Здравствуйте. Сейчас. Подождите минуточку. А кто спрашивает?

Однокурсник его, Очерет моя фамилия.

Попробую его найти. Пожалуйста, не кладите трубочку.

Через пару минут в трубке послышался спокойный голос Коротченко:

Алло. Коротченко у телефона.

Валя, это я, Гена Очерет. Ты звонил?

Да, Гена. Приходи. Кажется, твой вопрос решен положительно. Только прежде чем идти к шефу, найди, пожалуйста, меня. Ты когда сможешь, чтобы я шефа предупредил?

Сегодня в шесть вечера. Раньше не получится. Он будет в это время?

Годится. У него как раз в семнадцать сорок лекция заканчивается. Я буду в лаборатории. Спросишь – Лара меня позовет. Ты ведь ее уже знаешь?

Да, в прошлый раз успел познакомиться.

Ну, тогда до вечера.

До вечера, Валюша. Будь здоров.

Я подошел к двери кабинета Ампирова и посмотрел на часы. Без пяти шесть. За дверью было темно, а возле нее стояло несколько человек. Я прошел дальше по коридору и остановился у стола секретарши. Она вопросительно подняла глаза, но, узнав меня, приветливо улыбнулась.

Валентин Аркадьевич сейчас на лекции. Вот-вот будет здесь. Он помнит, что вы должны прийти. Просил подождать его возле кабинета.

Спасибо, Ларочка. А где я могу найти Коротченко?

Минуточку. Сейчас я ему скажу.

Лара встала и, грациозно покачивая бедрами, пошла искать Коротченко. Через минуту он вышел из лаборатории и подошел ко мне. В его усталых глазах светились искренность и доброжелательность.

Здоров, Гена.

Привет, Валя.

Мы обменялись рукопожатиями.

Гена, шеф решил тебя брать старшим. Было заседание кафедры. Если он снова попытается уговорить тебя на ассистента, не соглашайся ни в коем случае. Смело отказывайся. Понял?

Ясно, Валя. Да я и так не пойду. Я же говорил, что менять шило на мыло не собираюсь.
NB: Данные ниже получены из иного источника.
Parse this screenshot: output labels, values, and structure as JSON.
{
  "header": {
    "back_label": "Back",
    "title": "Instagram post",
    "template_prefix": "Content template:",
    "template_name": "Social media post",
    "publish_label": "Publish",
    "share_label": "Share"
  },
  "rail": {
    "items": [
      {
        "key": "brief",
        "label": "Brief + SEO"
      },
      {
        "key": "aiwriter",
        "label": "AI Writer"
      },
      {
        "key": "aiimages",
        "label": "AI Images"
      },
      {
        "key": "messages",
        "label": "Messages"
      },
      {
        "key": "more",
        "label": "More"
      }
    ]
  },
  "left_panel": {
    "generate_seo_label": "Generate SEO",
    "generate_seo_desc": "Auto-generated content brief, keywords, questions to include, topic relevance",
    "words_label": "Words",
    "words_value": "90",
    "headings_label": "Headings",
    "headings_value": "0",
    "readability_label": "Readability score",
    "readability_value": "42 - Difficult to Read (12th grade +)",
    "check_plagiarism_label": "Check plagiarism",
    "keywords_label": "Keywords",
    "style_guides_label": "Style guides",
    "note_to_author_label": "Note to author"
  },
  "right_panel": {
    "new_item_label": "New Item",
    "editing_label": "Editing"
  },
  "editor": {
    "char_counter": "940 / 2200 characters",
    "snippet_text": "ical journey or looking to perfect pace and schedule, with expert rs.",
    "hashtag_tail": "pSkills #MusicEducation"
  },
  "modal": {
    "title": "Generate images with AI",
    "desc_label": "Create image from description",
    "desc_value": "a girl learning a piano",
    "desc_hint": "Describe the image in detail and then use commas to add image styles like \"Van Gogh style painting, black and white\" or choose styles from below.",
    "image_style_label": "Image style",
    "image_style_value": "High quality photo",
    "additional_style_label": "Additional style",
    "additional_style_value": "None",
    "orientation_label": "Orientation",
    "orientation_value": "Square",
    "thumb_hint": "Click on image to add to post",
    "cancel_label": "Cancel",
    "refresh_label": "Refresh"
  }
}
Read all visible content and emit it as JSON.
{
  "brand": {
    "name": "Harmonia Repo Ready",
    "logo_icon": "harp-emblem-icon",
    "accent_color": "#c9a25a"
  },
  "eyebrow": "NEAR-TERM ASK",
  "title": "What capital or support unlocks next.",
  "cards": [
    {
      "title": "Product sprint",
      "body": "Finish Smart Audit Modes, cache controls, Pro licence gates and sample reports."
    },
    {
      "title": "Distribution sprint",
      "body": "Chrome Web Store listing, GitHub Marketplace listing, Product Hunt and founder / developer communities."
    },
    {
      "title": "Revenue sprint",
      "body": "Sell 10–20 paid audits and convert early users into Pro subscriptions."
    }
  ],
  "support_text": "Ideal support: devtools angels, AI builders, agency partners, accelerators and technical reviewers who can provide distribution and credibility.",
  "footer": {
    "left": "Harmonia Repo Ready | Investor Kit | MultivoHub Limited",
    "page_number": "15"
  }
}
Вот и хорошо. Он о тебе справки наводил. Говорит, все отзывы хорошие. Правда, в недисциплинированности кто-то там обвинил. Но шеф сказал, что это вполне исправимо и свойственно всем молодым людям. Будет тебя провоцировать – не поддавайся. От него чего угодно ожидать можно. Уж я его за четыре года со всех сторон изучил! Так. Вот он идет. Давай, – он дружески хлопнул меня по плечу. – Потом зайдешь – расскажешь как все было. Удачи.

Спасибо, Валя. Пока.

До встречи.

Я подошел к кабинету Ампирова, когда тот был в двух шагах от двери.

Вы тоже к Валентину Аркадьевичу? – спросила белокурая женщина лет тридцати. «Блондинка не натуральная – крашеная», – отметил я про себя.

Да, а что?

За мной будете.

Ампиров, кивком поздоровавшись со всеми, протянул блондинке перепачканный мелом ключ. Его пиджак, руки и даже нос были тоже в мелу.

Открывайте, Надя. Входите все, а я пойду, руки помою после лекции. Ужас, как не люблю ощущения мела на руках!

Мы вошли и сгрудились около стола. Все молчали в ожидании Ампирова. За дверью послышались шаги и громкий голос Шориной. Дверь распахнулась во всю ширь, и она по-хозяйски вошла в кабинет шефа. Высокая, статная, дородная, румяная, ни дать – ни взять кустодиевская красавица. А следом и хозяин кабинета – собственной персоной.

Здравствуйте, кого не видела, – непринужденно сказала Шорина, заметно картавя. – О, да здесь старые знакомые! Ну, как дела? – обратилась она ко мне.

Как говорится, вашими молитвами, Элеонора Спиридоновна, – ответил я, подражая своему заведующему.

Что же, поговорим, – она посмотрела на часы.

Тем временем Ампиров, вытирая руки носовым платком, обратился к крашеной блондинке:

Надя, что там у вас?

Вот. Требования подпишите, пожалуйста, Валентин Аркадьевич.

Вклинилась Шорина:

Валентин Аркадьевич, вы опять вытираете руки носовым платком? А где та беленькая тряпочка, которую я специально для вас приготовила?

Честное слово, Элеонора Спиридоновна, не помню, куда я ее задевал. Потом поищу.

Зачем искать? Просто скажите – я вам новую принесу. Надя, у тебя что, ветоши чистой нет? А вообще-то, надо будет вам купить полотенце для рук.

Есть, конечно, – оправдывалась блондинка. Вот, подпишет Валентин Аркадьевич – принесу целый ворох.

Ампиров взял из ее рук бумаги и стал читать.

Это для кого?

Для Стратонова, – ответила Надя.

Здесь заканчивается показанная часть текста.